Having been given “official permission to go crazy” in pursuit of dieting, he soon found himself under the care of Cronise or “CrayRay” (short for “Crazy Ray”), who put Penn on a two-week regimen of only eating potatoes as a way to reset his cravings and taste buds. Slowly after that, Penn started adding back other vegetables and whole grains, small amounts of hot sauce, and eventually fruit after hitting his maintenance weight. His medical problems disappeared along with the flab but, ever the skeptic, he repeatedly cautions his readers about taking advice from a “fucking juggler whose only higher education was Ringling Bros. and Barnum & Bailey Clown College.” He is, he admits, only “a zealot wearing a broccoli suicide vest to Burger King.”
Penn’s brush with mortality led him not so much to a change of heart but a change in direction. “The kind of guy I am, if I couldn’t eat nothing, I was going to eat everything,” he writes. “There is nothing fun and sexy about moderation.

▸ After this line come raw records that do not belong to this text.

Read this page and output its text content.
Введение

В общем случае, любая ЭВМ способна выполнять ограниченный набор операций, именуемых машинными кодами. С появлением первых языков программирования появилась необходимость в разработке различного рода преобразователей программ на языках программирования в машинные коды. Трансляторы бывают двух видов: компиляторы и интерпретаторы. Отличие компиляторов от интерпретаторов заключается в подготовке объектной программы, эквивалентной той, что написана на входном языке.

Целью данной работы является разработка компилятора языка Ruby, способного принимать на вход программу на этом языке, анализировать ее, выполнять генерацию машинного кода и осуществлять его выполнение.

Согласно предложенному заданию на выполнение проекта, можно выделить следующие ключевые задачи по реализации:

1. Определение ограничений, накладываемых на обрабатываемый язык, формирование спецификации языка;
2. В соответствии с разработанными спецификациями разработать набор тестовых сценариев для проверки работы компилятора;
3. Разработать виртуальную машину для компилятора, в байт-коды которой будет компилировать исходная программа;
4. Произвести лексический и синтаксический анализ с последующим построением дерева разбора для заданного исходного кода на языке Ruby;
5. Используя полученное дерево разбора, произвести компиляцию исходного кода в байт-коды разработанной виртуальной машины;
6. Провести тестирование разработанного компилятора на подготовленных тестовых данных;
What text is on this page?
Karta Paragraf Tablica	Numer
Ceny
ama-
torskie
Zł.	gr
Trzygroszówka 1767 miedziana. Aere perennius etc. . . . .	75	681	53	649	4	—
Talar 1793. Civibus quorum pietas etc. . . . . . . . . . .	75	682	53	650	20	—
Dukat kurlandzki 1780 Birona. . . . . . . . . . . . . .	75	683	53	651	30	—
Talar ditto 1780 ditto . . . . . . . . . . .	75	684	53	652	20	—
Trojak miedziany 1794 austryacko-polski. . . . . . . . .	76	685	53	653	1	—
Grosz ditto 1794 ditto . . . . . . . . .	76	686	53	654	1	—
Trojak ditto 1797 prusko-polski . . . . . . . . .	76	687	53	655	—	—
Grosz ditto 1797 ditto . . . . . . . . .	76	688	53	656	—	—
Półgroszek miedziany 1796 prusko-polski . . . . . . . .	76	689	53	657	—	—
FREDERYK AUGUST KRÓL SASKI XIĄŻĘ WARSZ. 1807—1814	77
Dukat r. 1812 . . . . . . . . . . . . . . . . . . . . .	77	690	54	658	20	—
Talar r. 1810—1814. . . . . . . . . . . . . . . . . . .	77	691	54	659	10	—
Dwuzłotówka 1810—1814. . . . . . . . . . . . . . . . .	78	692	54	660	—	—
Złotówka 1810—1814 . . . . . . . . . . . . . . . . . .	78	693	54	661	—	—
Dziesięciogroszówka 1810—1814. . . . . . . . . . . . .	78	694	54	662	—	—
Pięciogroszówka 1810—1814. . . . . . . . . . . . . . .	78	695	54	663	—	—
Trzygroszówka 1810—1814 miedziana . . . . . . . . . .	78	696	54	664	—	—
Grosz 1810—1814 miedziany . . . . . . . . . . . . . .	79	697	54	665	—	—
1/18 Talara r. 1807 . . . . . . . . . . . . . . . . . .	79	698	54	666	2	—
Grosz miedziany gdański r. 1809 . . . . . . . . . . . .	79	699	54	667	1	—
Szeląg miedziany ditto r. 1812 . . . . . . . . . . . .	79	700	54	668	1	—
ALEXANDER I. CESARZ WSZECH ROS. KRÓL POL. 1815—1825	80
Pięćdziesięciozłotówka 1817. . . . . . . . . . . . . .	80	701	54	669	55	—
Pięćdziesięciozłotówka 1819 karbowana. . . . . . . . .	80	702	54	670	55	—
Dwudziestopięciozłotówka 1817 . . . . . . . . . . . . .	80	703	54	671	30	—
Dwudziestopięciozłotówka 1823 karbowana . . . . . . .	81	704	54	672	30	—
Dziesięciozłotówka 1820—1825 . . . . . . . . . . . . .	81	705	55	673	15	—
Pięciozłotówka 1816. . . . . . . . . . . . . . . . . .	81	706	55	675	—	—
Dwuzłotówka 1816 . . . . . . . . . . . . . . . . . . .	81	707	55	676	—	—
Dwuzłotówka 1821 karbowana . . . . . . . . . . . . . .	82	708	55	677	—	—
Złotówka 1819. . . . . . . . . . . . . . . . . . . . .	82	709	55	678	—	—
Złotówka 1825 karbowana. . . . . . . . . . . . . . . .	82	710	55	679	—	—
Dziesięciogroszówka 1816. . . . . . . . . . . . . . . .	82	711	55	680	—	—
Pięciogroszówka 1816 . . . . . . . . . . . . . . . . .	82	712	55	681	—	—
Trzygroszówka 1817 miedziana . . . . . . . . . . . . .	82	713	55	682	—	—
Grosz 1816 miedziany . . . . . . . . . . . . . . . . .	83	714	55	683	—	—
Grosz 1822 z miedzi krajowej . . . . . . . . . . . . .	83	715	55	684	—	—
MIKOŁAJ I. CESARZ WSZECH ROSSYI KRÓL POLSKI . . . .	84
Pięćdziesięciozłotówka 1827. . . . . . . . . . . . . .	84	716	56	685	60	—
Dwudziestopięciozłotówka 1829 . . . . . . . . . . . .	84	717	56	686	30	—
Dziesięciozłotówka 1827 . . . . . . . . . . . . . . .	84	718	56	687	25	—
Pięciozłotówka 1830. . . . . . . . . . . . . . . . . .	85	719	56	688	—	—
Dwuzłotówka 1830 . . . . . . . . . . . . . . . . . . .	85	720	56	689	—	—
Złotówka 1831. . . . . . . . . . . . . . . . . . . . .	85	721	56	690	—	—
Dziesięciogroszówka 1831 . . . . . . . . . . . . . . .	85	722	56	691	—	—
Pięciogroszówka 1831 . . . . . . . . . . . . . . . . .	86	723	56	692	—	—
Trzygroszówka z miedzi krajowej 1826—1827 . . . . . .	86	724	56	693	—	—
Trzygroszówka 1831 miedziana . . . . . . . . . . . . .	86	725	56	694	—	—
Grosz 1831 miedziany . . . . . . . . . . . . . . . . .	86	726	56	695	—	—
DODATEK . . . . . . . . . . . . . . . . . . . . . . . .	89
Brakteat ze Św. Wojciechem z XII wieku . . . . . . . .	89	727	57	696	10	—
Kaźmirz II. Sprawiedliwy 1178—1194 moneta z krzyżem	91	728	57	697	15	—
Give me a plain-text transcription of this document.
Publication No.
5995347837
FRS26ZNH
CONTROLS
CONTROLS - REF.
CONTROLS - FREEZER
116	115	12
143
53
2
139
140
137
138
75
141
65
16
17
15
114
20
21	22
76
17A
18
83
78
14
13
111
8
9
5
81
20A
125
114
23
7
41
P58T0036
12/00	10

To be thin, I needed to find a way to make my diet as extreme as my other lifestyle choices.”
In this, he has certainly succeeded and provides not a role model per se but an inspiration for charting your own course forward in a crazy world where Donald Trump may well be the next president of these United States. “Enjoy the difficulty,” he writes to a former, fatter version of himself toward the end of Presto!. “Everything you love in life, everything you’re proud of, you had to work for… Live outside the law.”